Entering edit mode
9 months ago
Curious
▴
10
Hello!
I'm working with a heteromer protein. In your predicted model a 200aa loop was not well modeled. I tried to improve this part using ModLoop and DaReUS-Loop, but it didn't work. Can you tell me about other tools, please?!
NOTE: I've googled other tools, but I haven't found anything that helps me.

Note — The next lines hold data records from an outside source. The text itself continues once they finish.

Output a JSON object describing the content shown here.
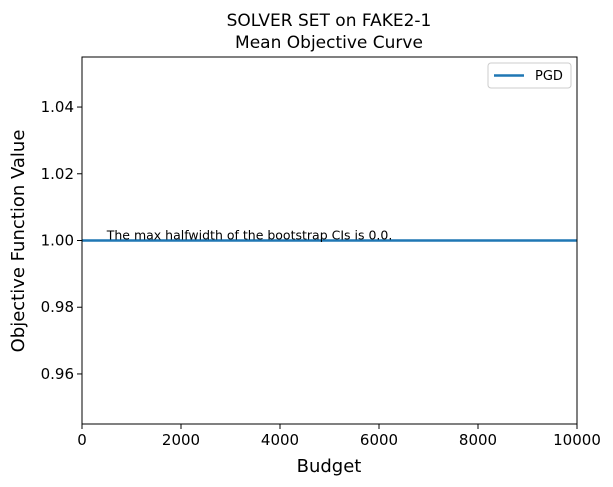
{
  "chart_data": {
    "type": "line",
    "title_line1": "SOLVER SET on FAKE2-1",
    "title_line2": "Mean Objective Curve",
    "xlabel": "Budget",
    "ylabel": "Objective Function Value",
    "xlim": [
      0,
      10000
    ],
    "ylim": [
      0.945,
      1.055
    ],
    "xticks": [
      0,
      2000,
      4000,
      6000,
      8000,
      10000
    ],
    "yticks": [
      0.96,
      0.98,
      1.0,
      1.02,
      1.04
    ],
    "ytick_labels": [
      "0.96",
      "0.98",
      "1.00",
      "1.02",
      "1.04"
    ],
    "grid": false,
    "legend_position": "top-right",
    "series": [
      {
        "name": "PGD",
        "color": "#1f77b4",
        "x": [
          0,
          10000
        ],
        "y": [
          1.0,
          1.0
        ]
      }
    ],
    "annotation": {
      "text": "The max halfwidth of the bootstrap CIs is 0.0.",
      "x": 500,
      "y": 1.0
    }
  }
}
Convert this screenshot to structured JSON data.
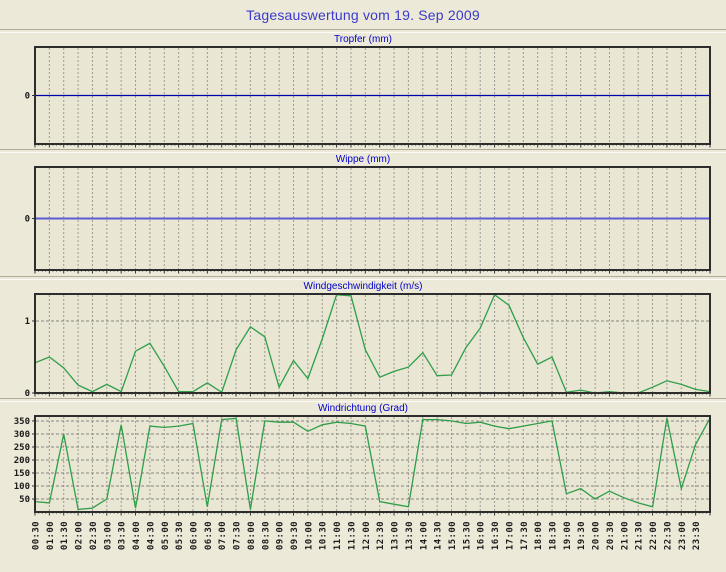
{
  "page_title": "Tagesauswertung vom 19. Sep 2009",
  "chart_data": {
    "type": "line",
    "x_axis_note": "time of day, 30-minute steps, labels rotated 90deg",
    "categories": [
      "00:30",
      "01:00",
      "01:30",
      "02:00",
      "02:30",
      "03:00",
      "03:30",
      "04:00",
      "04:30",
      "05:00",
      "05:30",
      "06:00",
      "06:30",
      "07:00",
      "07:30",
      "08:00",
      "08:30",
      "09:00",
      "09:30",
      "10:00",
      "10:30",
      "11:00",
      "11:30",
      "12:00",
      "12:30",
      "13:00",
      "13:30",
      "14:00",
      "14:30",
      "15:00",
      "15:30",
      "16:00",
      "16:30",
      "17:00",
      "17:30",
      "18:00",
      "18:30",
      "19:00",
      "19:30",
      "20:00",
      "20:30",
      "21:00",
      "21:30",
      "22:00",
      "22:30",
      "23:00",
      "23:30",
      ""
    ],
    "grid_color_vertical": "#9b9b93",
    "grid_color_horizontal": "#87877f",
    "plot_bg": "#e9e6d3",
    "panels": [
      {
        "title": "Tropfer (mm)",
        "color": "#0000aa",
        "line_width": 1.2,
        "ylim": [
          -1,
          1
        ],
        "yticks": [
          {
            "value": 0,
            "label": "0"
          }
        ],
        "grid": [],
        "values": [
          0,
          0,
          0,
          0,
          0,
          0,
          0,
          0,
          0,
          0,
          0,
          0,
          0,
          0,
          0,
          0,
          0,
          0,
          0,
          0,
          0,
          0,
          0,
          0,
          0,
          0,
          0,
          0,
          0,
          0,
          0,
          0,
          0,
          0,
          0,
          0,
          0,
          0,
          0,
          0,
          0,
          0,
          0,
          0,
          0,
          0,
          0,
          0
        ]
      },
      {
        "title": "Wippe (mm)",
        "color": "#5c5cd6",
        "line_width": 2,
        "ylim": [
          -1,
          1
        ],
        "yticks": [
          {
            "value": 0,
            "label": "0"
          }
        ],
        "grid": [],
        "values": [
          0,
          0,
          0,
          0,
          0,
          0,
          0,
          0,
          0,
          0,
          0,
          0,
          0,
          0,
          0,
          0,
          0,
          0,
          0,
          0,
          0,
          0,
          0,
          0,
          0,
          0,
          0,
          0,
          0,
          0,
          0,
          0,
          0,
          0,
          0,
          0,
          0,
          0,
          0,
          0,
          0,
          0,
          0,
          0,
          0,
          0,
          0,
          0
        ]
      },
      {
        "title": "Windgeschwindigkeit (m/s)",
        "color": "#2e9e4a",
        "line_width": 1.3,
        "ylim": [
          0,
          1.375
        ],
        "yticks": [
          {
            "value": 1,
            "label": "1"
          },
          {
            "value": 0,
            "label": "0"
          }
        ],
        "grid": [
          1
        ],
        "values": [
          0.42,
          0.5,
          0.35,
          0.11,
          0.02,
          0.12,
          0.02,
          0.58,
          0.69,
          0.37,
          0.02,
          0.02,
          0.14,
          0.01,
          0.6,
          0.92,
          0.78,
          0.08,
          0.45,
          0.2,
          0.75,
          1.4,
          1.35,
          0.6,
          0.22,
          0.3,
          0.36,
          0.56,
          0.24,
          0.25,
          0.63,
          0.9,
          1.4,
          1.22,
          0.77,
          0.4,
          0.5,
          0.01,
          0.04,
          0,
          0.02,
          0,
          0,
          0.08,
          0.17,
          0.12,
          0.05,
          0.02
        ]
      },
      {
        "title": "Windrichtung (Grad)",
        "color": "#2e9e4a",
        "line_width": 1.3,
        "ylim": [
          0,
          369
        ],
        "yticks": [
          {
            "value": 350,
            "label": "350"
          },
          {
            "value": 300,
            "label": "300"
          },
          {
            "value": 250,
            "label": "250"
          },
          {
            "value": 200,
            "label": "200"
          },
          {
            "value": 150,
            "label": "150"
          },
          {
            "value": 100,
            "label": "100"
          },
          {
            "value": 50,
            "label": "50"
          }
        ],
        "grid": [
          350,
          300,
          250,
          200,
          150,
          100,
          50
        ],
        "values": [
          40,
          35,
          300,
          10,
          15,
          50,
          335,
          15,
          330,
          325,
          330,
          340,
          20,
          355,
          360,
          10,
          350,
          345,
          345,
          310,
          335,
          345,
          340,
          330,
          40,
          30,
          20,
          355,
          355,
          350,
          340,
          345,
          330,
          320,
          330,
          340,
          350,
          70,
          90,
          50,
          80,
          55,
          35,
          20,
          360,
          90,
          260,
          360
        ]
      }
    ]
  }
}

Hard to provide advice since we don't know what data you are working with as input, or many details about the protein, or what you used initially to model it. How do you know it's poorly modeled? Do you have ground truth data?
Some generic suggestions - have you tried AlphaFold2 (or ColabFold for an easier interface) or an MSA free one like ESMfold, OmegaFold, or OpenFold-SoloSeq?
It is a transmembrane protein with 2100 amino acid residues. It has no known homologues and was modeled with AlphaFold2. The only part that was poorly modeled was the loop, which has 200 aa.
I think you have your answer there unfortunately. If it has no known homologues, then it's likely the MSA was poor and it's surprising only a small 200 AA section is poor confidence. It might be worth trying one of the non-MSA protein LLM models.
Also, if you're working on non-model data, AF2 can perform relatively poorly and there isn't all that much you can do unless you fine-tune the model or build a custom MSA database, where the latter has been shown to be very beneficial. See paper here and preprint here.
I see. I appreciate your help greatly!
Still worth checking the MSA too, you might get some coverage of regions despite no known homologues of the entire sequence. That could explain it, even if it's not a fix.
I will do that, thank you very much!